IRS to update modernization plan

New strategy, to be released in March 2006, will emphasize short-term impact and long-term investments.

The Internal Revenue Service will unveil an updated modernization strategy in March 2006, implementing lessons the agency has learned in recent years, an IRS official said today.

The plan will replace the current business systems modernization (BSM) blueprint, which was developed in 1997. That blueprint "was getting stale," said Richard Spires, associate chief information officer for BSM at the IRS. "We really needed to refresh our strategy of how we are modernizing the IRS."

The emerging strategy emphasizes short-term and long-term goals, said Spires, at a breakfast sponsored by market research firm Input.

On one hand, the BSM program will focus on delivering new functionality in key areas of IRS operations or business domains in short order. Rather than taking three or four years to deliver a fully developed system, as the IRS has done in the past, they will look for ways to provide incremental return on investment in just a year, Spires said.

On the other hand, short-term decisions will be made with long-term goals in mind, he said. The IRS has developed concepts of operations (ConOps) to describe how each IRS division expects to operate in the future. Those visions will guide all near-term decisions, he said.
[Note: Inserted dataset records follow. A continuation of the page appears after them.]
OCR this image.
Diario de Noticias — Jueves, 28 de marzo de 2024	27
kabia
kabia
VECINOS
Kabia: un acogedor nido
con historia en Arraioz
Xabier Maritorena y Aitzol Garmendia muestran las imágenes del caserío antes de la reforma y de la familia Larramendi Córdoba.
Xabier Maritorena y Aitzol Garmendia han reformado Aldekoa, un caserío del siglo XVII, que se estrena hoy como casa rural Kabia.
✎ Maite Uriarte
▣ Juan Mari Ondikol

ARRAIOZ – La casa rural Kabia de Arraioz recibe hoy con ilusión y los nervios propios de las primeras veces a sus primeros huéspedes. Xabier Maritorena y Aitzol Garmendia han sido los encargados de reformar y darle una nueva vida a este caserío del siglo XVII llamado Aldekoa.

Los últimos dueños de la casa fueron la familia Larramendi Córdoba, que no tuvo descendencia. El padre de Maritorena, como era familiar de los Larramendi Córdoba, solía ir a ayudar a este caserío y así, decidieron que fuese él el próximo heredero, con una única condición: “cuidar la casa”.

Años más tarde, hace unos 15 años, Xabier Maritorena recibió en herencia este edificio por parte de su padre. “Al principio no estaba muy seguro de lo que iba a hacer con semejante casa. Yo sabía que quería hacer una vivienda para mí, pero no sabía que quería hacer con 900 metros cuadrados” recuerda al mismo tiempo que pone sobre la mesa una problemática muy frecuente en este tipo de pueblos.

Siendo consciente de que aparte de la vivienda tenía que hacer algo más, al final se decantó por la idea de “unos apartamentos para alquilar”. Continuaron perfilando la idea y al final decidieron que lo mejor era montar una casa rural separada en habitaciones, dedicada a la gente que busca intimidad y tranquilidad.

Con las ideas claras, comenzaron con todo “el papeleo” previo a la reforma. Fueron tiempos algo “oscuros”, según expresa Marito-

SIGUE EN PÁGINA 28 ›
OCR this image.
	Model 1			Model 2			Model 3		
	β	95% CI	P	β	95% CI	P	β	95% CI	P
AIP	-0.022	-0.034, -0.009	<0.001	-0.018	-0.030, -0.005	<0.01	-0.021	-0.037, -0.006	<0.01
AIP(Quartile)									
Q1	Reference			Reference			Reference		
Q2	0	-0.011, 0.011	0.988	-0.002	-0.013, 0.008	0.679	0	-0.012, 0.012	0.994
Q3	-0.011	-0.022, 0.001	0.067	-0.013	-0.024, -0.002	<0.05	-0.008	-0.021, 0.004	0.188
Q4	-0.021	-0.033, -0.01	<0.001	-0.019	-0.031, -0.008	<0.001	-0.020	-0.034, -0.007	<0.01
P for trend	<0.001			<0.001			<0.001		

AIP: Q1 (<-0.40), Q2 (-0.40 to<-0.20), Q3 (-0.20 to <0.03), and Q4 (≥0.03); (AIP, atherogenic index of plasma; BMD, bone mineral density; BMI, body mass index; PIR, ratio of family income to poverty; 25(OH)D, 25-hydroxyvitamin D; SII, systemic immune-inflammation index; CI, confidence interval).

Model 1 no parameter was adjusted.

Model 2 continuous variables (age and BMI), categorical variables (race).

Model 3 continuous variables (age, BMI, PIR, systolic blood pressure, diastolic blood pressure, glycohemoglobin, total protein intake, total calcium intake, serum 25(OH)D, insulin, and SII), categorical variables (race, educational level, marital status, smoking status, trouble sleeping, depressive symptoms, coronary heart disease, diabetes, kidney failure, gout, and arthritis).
The ConOps represent a significant change in thinking. "We have come a long way from where we were just a few years ago," Spires said.

The new modernization strategy will reflect a handful of principles developed by a team of executives from across the agency.

For example, IRS officials have learned that modernization investments must be driven by business priorities, not technology goals, and that the modernization effort must be led by IRS officials running the operations, not by the IT organization.

Likewise, the IRS cannot make all its decisions with the Government Accountability Office and IRS Oversight Board in mind.

“We don’t do this simply because we have to respond to oversight," Spires said, noting that at any one time as many as 13 different audits of IRS systems are being conducted. "We do this because it’s the right way to plan and manage our overall business and IT transformation efforts.”